Around the same time, php[tek], an annual PHP conference, opened its call for papers, and Carlos sent one about Hexagonal Architecture. His talk was rejected, but Eli White — of musketeers.me and php[architect] fame — got in touch with him a month later wondering if he was interested in writing an article about Hexagonal Architecture for the magazine php[architect]. So in June 2014, Hexagonal Architecture with PHP was published. That article, which you'll find in the Appendix, was the origin of this book.
In late 2014, Carlos and Christian talked about extending the article and sharing all their knowledge of and experience in applying Domain-Driven Design in production. They were very excited about the idea behind the book: helping the PHP community delve into Domain-Driven Design from a practical approach. At that time, concepts such as Rich Domain Models and framework-agnostic applications weren't so common in the PHP community. So in December 2014, the first commit to the GitHub book repository was pushed.

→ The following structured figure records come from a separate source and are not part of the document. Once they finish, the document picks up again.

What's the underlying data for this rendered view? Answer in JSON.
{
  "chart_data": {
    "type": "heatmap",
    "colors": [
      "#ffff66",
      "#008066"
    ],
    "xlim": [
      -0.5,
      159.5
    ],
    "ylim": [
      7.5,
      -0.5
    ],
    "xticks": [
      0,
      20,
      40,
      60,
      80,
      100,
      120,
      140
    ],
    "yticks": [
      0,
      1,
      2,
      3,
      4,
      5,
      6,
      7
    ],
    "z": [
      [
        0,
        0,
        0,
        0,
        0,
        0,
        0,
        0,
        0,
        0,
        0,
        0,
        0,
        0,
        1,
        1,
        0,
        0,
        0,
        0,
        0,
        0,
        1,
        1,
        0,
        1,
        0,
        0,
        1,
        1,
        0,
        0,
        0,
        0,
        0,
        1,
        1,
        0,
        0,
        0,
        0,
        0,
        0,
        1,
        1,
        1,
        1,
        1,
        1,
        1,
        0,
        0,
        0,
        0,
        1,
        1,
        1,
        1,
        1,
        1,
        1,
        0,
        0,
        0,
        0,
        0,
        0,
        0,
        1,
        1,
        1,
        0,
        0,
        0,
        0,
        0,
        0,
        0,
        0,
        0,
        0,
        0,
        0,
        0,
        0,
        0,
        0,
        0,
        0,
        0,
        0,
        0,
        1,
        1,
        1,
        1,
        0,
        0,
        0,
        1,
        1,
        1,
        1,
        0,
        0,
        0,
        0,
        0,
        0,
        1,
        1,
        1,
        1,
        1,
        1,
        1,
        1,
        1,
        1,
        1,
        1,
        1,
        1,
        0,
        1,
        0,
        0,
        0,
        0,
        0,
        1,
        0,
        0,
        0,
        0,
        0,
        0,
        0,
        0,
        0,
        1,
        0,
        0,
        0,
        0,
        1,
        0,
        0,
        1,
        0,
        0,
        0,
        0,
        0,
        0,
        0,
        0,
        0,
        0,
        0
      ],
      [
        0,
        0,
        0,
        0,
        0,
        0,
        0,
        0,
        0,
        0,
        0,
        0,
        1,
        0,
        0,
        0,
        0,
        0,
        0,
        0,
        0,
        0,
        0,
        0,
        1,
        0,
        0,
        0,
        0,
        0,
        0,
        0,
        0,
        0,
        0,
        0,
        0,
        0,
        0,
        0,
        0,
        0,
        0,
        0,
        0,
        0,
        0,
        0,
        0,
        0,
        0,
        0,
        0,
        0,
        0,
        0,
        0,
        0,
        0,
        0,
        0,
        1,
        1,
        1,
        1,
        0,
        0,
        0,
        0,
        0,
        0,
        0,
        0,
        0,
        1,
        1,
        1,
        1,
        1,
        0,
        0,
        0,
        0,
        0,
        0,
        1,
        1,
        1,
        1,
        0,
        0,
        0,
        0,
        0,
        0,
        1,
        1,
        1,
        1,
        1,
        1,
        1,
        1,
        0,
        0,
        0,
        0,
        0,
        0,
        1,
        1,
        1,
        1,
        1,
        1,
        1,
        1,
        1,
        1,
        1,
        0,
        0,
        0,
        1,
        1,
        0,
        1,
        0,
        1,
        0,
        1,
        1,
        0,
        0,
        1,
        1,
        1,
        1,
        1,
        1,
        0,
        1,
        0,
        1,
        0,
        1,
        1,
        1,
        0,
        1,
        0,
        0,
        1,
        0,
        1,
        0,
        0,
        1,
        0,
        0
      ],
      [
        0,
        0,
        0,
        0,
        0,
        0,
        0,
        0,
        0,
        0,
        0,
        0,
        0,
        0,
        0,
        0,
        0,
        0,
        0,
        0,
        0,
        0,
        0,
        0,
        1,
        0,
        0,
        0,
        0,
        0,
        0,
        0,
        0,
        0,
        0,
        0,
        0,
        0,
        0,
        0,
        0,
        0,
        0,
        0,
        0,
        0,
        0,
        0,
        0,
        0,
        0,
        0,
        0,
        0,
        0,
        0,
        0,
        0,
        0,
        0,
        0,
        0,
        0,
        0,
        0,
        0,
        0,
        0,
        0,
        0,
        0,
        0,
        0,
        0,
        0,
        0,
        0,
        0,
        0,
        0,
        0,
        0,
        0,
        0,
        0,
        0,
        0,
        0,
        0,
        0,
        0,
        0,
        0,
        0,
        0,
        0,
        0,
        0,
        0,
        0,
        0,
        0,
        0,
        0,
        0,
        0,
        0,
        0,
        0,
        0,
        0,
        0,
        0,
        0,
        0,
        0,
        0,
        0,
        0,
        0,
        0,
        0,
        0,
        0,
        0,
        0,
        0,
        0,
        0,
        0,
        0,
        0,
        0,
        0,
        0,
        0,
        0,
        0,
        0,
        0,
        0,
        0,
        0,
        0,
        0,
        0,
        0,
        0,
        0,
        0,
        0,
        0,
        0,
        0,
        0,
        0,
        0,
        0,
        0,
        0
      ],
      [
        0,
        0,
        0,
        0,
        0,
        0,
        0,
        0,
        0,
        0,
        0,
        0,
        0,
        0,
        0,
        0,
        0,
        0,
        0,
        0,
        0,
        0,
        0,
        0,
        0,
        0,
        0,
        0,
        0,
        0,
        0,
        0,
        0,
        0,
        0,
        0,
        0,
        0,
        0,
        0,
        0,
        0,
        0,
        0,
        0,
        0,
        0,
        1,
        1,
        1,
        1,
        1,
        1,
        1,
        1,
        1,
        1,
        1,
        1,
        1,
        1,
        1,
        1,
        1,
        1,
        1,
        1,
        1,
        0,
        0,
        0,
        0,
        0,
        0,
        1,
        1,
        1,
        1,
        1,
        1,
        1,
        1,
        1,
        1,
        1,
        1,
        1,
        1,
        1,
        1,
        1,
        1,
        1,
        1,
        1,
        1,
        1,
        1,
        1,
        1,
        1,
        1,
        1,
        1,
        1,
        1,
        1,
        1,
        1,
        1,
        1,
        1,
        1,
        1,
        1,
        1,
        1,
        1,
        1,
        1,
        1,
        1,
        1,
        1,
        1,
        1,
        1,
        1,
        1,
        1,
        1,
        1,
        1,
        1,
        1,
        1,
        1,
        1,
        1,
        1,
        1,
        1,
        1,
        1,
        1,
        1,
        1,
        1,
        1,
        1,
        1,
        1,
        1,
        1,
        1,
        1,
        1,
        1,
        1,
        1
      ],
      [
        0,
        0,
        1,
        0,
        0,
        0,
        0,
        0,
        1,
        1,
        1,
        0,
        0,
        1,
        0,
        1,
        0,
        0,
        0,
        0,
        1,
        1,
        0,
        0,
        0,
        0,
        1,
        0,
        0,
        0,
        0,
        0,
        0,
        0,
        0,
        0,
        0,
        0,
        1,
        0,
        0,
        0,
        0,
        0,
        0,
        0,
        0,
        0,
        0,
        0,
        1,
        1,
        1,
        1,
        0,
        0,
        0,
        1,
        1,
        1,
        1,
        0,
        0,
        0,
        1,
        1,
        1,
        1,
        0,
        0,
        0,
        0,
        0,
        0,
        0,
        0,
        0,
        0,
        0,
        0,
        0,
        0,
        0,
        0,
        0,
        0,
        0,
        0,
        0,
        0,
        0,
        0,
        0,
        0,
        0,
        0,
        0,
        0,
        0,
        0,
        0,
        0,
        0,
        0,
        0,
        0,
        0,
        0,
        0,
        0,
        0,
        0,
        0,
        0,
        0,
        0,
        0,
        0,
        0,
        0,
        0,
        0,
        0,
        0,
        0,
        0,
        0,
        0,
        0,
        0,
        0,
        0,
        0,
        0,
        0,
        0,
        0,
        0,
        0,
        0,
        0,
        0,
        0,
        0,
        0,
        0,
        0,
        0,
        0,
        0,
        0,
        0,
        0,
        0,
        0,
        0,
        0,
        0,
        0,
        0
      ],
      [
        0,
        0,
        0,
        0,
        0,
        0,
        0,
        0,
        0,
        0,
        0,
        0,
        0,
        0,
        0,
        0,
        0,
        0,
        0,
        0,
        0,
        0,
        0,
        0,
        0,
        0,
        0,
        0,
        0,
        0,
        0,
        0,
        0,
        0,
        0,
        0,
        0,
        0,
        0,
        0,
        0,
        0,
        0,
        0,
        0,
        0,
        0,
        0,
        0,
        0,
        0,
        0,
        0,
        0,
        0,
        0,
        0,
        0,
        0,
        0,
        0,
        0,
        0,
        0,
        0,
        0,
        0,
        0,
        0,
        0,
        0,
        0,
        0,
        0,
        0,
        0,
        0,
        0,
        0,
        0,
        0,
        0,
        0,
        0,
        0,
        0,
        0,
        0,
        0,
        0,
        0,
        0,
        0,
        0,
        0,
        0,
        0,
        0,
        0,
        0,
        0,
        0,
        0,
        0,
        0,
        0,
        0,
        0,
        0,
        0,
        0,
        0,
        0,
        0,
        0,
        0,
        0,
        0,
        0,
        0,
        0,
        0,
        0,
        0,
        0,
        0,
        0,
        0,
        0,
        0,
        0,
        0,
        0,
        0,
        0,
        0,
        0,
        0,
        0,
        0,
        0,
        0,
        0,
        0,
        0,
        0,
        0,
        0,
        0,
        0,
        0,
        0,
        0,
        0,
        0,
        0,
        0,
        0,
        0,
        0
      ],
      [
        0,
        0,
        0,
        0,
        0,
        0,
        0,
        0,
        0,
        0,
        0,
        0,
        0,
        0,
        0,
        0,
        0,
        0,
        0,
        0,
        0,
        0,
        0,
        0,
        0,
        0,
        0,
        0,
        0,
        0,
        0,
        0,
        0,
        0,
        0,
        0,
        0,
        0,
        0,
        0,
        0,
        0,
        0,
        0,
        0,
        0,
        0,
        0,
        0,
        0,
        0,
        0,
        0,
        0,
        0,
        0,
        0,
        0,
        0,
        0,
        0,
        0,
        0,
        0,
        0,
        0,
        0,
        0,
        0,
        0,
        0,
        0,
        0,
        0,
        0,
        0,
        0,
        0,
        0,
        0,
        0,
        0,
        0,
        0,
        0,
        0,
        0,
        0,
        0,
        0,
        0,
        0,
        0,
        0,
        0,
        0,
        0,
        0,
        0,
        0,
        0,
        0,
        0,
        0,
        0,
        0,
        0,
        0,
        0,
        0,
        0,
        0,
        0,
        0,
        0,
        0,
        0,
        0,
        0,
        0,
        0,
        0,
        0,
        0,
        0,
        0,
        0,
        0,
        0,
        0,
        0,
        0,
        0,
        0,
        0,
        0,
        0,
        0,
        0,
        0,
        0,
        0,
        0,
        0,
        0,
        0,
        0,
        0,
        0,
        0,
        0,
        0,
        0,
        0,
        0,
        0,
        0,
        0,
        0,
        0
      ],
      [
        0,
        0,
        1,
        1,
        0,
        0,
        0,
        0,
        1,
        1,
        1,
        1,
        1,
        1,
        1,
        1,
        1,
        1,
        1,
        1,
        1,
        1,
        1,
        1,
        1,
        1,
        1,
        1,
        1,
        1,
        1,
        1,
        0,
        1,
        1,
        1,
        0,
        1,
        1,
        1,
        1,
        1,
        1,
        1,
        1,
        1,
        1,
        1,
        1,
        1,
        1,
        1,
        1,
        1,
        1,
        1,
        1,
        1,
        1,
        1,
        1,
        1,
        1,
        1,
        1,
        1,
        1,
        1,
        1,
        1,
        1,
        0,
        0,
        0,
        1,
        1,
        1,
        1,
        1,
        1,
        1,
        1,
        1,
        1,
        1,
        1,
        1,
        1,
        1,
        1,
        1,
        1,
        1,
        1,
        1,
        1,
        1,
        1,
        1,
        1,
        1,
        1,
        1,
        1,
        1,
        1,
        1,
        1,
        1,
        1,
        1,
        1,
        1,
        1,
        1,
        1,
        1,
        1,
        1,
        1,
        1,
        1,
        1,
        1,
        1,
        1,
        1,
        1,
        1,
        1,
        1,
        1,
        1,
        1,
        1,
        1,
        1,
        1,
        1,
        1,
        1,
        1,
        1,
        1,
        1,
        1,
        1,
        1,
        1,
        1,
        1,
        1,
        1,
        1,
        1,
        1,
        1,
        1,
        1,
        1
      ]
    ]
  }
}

Around the same time, in a parallel universe, Keyvan co-founded Funddy, a crowdfunding platform for the masses built on top of the concepts and building blocks of Domain-Driven Design. Domain-Driven Design proved itself effective in the exploratory process and modeling of building an early-stage startup like Funddy. It also helped handle the complexity of the company, with its constantly changing environment and requirements. And after connecting with Carlos and Christian and discussing the book, Keyvan proudly signed on as the third writer.
Together, we've written the book we wanted to have when we started with Domain-Driven Design. It's full of examples, production-ready code, shortcuts, and our recommendations based on our experiences of what worked and what didn't for our respective teams. We arrived at Domain-Driven Design via its building blocks — Tactical Patterns — which is why this book is mainly about them. Reading it will help you learn them, write them, and implement them. You'll also discover how to integrate Bounded Contexts using synchronous and asynchronous approaches, which will open your world to strategic design — though the latter is a road you'll have to discover on your own.
This book is heavily inspired by Implementing Domain-Driven Design by Vaughn Vernon (aka the Red Book), and Domain-Driven Design: Tackling Complexity in the Heart of Software by Eric Evans (aka the Blue Book). You should buy both books. You should read them carefully. You should love them.